As outlined in the consultation document, there are other reasons, such as level of investment insurance and political risks that deter countries from arbitrary expropriation.
EPHA would like to highlight that there is a lack of empirical evidence that IIAs increase foreign investment.
Preventing investors from simultaneously pursuing the same claim in domestic courts and via the ISDS mechanism, as proposed here, is critical to making sure that investors are not doubly compensated. However, this limitation does nothing to counter the much more fundamental problem of enabling foreign investors to circumvent domestic laws and courts and directly pursuing claims before ISDS tribunals, as the proposed TTIP investment chapter would allow.
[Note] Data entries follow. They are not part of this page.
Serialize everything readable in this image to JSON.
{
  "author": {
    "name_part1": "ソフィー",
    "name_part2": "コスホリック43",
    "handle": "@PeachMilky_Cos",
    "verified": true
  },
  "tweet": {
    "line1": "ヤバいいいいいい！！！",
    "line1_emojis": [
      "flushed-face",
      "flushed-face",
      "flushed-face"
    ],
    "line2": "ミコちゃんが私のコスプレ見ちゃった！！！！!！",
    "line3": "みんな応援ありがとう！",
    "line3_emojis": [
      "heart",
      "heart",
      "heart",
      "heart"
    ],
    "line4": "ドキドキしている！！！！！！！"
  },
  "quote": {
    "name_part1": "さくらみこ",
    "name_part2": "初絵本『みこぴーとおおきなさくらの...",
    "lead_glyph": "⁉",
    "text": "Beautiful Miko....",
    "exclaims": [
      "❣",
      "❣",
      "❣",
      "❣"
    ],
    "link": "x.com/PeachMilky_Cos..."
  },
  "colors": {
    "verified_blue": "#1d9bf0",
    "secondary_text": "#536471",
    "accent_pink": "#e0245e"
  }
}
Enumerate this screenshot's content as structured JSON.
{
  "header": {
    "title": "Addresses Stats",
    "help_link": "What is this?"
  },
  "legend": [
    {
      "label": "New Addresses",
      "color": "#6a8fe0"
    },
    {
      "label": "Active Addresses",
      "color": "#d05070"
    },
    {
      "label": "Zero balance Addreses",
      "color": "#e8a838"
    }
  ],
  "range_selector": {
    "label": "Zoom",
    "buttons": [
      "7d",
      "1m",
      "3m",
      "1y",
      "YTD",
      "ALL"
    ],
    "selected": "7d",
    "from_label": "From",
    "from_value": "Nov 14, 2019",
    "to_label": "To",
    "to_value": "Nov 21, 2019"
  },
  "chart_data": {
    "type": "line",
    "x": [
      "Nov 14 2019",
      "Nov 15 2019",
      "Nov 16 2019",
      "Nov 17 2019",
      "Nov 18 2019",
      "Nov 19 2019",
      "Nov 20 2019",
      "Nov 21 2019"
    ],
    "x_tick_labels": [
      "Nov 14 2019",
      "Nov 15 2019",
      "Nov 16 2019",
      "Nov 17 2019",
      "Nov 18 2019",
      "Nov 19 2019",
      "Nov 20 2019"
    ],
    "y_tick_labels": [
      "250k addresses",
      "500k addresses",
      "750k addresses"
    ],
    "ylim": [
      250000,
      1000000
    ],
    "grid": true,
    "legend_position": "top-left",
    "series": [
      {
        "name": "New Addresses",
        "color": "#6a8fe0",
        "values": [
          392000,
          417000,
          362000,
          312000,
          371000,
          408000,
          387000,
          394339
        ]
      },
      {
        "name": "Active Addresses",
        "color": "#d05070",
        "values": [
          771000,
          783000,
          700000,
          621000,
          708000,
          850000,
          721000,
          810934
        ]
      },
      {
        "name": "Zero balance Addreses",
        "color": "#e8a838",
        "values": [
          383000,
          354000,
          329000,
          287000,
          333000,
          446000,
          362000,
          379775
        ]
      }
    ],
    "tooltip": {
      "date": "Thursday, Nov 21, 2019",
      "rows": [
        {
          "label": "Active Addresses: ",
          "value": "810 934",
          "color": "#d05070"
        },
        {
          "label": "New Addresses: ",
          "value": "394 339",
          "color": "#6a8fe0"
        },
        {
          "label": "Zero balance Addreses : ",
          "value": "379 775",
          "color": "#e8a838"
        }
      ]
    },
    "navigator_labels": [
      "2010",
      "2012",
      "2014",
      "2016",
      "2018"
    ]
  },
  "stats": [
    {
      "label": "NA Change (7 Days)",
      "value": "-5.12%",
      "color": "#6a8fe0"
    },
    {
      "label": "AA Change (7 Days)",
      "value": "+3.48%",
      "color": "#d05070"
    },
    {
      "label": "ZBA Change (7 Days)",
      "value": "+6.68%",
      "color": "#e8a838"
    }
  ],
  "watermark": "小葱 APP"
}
This would undermine the validity of US, Member State and European legal systems.
It is crucial that the scope of substantive investment protection provisions recognises: (1) that this conflict exists; and (2) that domestic governments’ sovereign rights to formulate and implement policies that protect public health should, without exception, override the principle of investment protection embodied in the TTIP. National governments should maintain their legal sovereignty and regulatory freedom in public health policy and should not be prevented or disincentivised from introducing policy that aims to protect public health.
Civil society assessments have shown how reforms advocated for by some members of the business community do not address underlying problems with the system. Tinkering around with Investor State Dispute Settlement is out of step with the international consensus calling for deep reforms.